For Democrats, is the sun rising in the West?

2006 results show a red-to-blue shift in three states Bush carried in 2004.

Published November 20, 2006 6:07PM (EST)

Winning the House isn't the same thing as winning the White House, but the Hotline has culled an interesting fact from the Salt Lake Tribune's breakdown of how voters in the West voted earlier this month: In three states George W. Bush carried in 2004 -- Colorado, Nevada and New Mexico -- more voters voted for Democrats than Republicans in congressional elections this time around.

That's not a huge change for New Mexico, which has been back-and-forth in House races over the past decade, and which Bush carried by just a single percentage point in 2004. But the Tribune's charts show a pretty steady red-to-blue progression in Colorado since 2000 and in Nevada since 2002. Wyoming has also grown consistently more blue in House votes since 2000; voters split their votes evenly this year, turning a once-solid-red state into something of a tossup, at least in the specific context of the 2006 midterm elections.

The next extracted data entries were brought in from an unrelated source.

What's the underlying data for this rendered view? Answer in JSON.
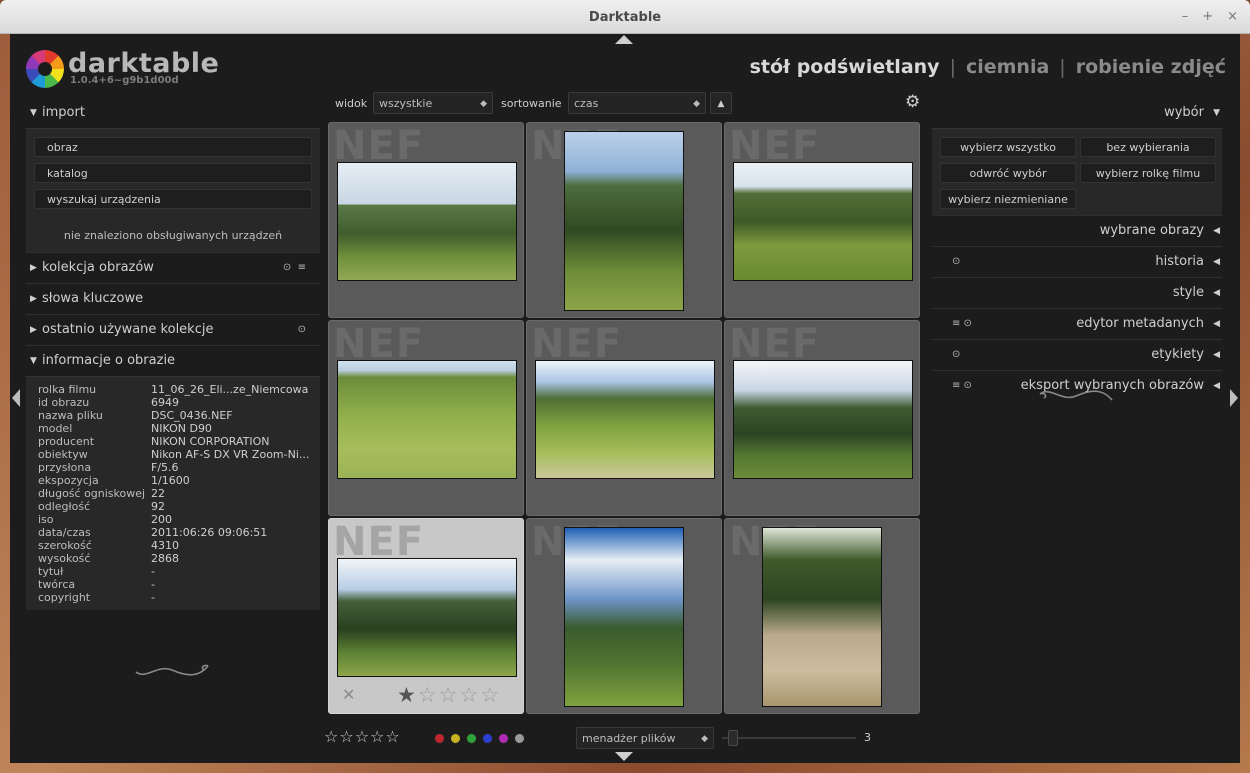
{
  "window": {
    "title": "Darktable"
  },
  "brand": {
    "name": "darktable",
    "version": "1.0.4+6~g9b1d00d"
  },
  "views": {
    "lighttable": "stół podświetlany",
    "darkroom": "ciemnia",
    "tethering": "robienie zdjęć",
    "sep": "|"
  },
  "left_panel": {
    "import": {
      "title": "import",
      "buttons": [
        "obraz",
        "katalog",
        "wyszukaj urządzenia"
      ],
      "note": "nie znaleziono obsługiwanych urządzeń"
    },
    "sections": [
      {
        "title": "kolekcja obrazów"
      },
      {
        "title": "słowa kluczowe"
      },
      {
        "title": "ostatnio używane kolekcje"
      }
    ],
    "image_info": {
      "title": "informacje o obrazie",
      "rows": [
        {
          "k": "rolka filmu",
          "v": "11_06_26_Eli...ze_Niemcowa"
        },
        {
          "k": "id obrazu",
          "v": "6949"
        },
        {
          "k": "nazwa pliku",
          "v": "DSC_0436.NEF"
        },
        {
          "k": "model",
          "v": "NIKON D90"
        },
        {
          "k": "producent",
          "v": "NIKON CORPORATION"
        },
        {
          "k": "obiektyw",
          "v": "Nikon AF-S DX VR Zoom-Ni..."
        },
        {
          "k": "przysłona",
          "v": "F/5.6"
        },
        {
          "k": "ekspozycja",
          "v": "1/1600"
        },
        {
          "k": "długość ogniskowej",
          "v": "22"
        },
        {
          "k": "odległość",
          "v": "92"
        },
        {
          "k": "iso",
          "v": "200"
        },
        {
          "k": "data/czas",
          "v": "2011:06:26 09:06:51"
        },
        {
          "k": "szerokość",
          "v": "4310"
        },
        {
          "k": "wysokość",
          "v": "2868"
        },
        {
          "k": "tytuł",
          "v": "-"
        },
        {
          "k": "twórca",
          "v": "-"
        },
        {
          "k": "copyright",
          "v": "-"
        }
      ]
    }
  },
  "toolbar": {
    "view_label": "widok",
    "view_value": "wszystkie",
    "sort_label": "sortowanie",
    "sort_value": "czas"
  },
  "grid": {
    "badge": "NEF",
    "hover_rating": 1,
    "thumbs": [
      {
        "orient": "land",
        "tone": "sky1"
      },
      {
        "orient": "port",
        "tone": "sky2"
      },
      {
        "orient": "land",
        "tone": "sky3"
      },
      {
        "orient": "land",
        "tone": "sky4"
      },
      {
        "orient": "land",
        "tone": "sky5"
      },
      {
        "orient": "land",
        "tone": "sky6"
      },
      {
        "orient": "land",
        "tone": "sky7",
        "hover": true
      },
      {
        "orient": "port",
        "tone": "sky8"
      },
      {
        "orient": "port",
        "tone": "sky9"
      }
    ]
  },
  "bottom": {
    "stars": "☆☆☆☆☆",
    "color_labels": [
      "#c0262e",
      "#c9b21f",
      "#2ea33a",
      "#2a3ed0",
      "#b02ab5",
      "#9a9a9a"
    ],
    "layout_value": "menadżer plików",
    "zoom_value": "3"
  },
  "right_panel": {
    "select": {
      "title": "wybór",
      "buttons": [
        "wybierz wszystko",
        "bez wybierania",
        "odwróć wybór",
        "wybierz rolkę filmu",
        "wybierz niezmieniane"
      ]
    },
    "sections": [
      {
        "title": "wybrane obrazy",
        "icons": ""
      },
      {
        "title": "historia",
        "icons": "⊙"
      },
      {
        "title": "style",
        "icons": ""
      },
      {
        "title": "edytor metadanych",
        "icons": "≡ ⊙"
      },
      {
        "title": "etykiety",
        "icons": "⊙"
      },
      {
        "title": "eksport wybranych obrazów",
        "icons": "≡ ⊙"
      }
    ]
  }
}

Do these results from 2006 suggest that things may be different for Democrats in 2008 than they were in 2000 and 2004? The Los Angeles Times' Ron Brownstein seems to think so. Brownstein says the 2006 election "highlighted cracks in an electoral landscape that had been unusually stable." How stable? In the last four presidential elections, Brownstein writes, the Electoral College votes for 34 states have gone to candidates from the same party each time. Brownstein says this month's results leave Democrats feeling more confident that they can compete on a "much wider playing field," especially in the West: If a Democratic candidate could add Colorado and, say, Virginia to the states John Kerry won in 2004, that Democrat would be president.

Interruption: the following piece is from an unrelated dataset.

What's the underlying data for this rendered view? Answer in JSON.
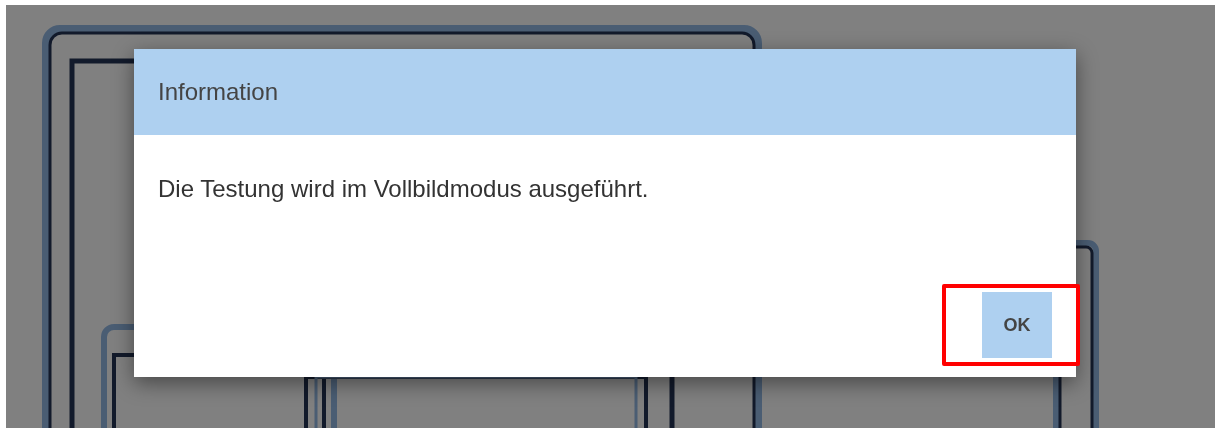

All that having been said, cracks in the map can run in both directions. Arnold Schwarzenegger's people are looking for ways to parlay the California governor's sweeping reelection win into something bigger in 2008. The Austrian-born Republican can't serve as president, but the Times says he and his staff "hope Schwarzenegger can exercise sway in the 2008 campaign by promoting his Sacramento-style centrism on a national stage, the way Reagan-style conservatism was exported west to east."


By Tim Grieve

Tim Grieve is a senior writer and the author of Salon's War Room blog.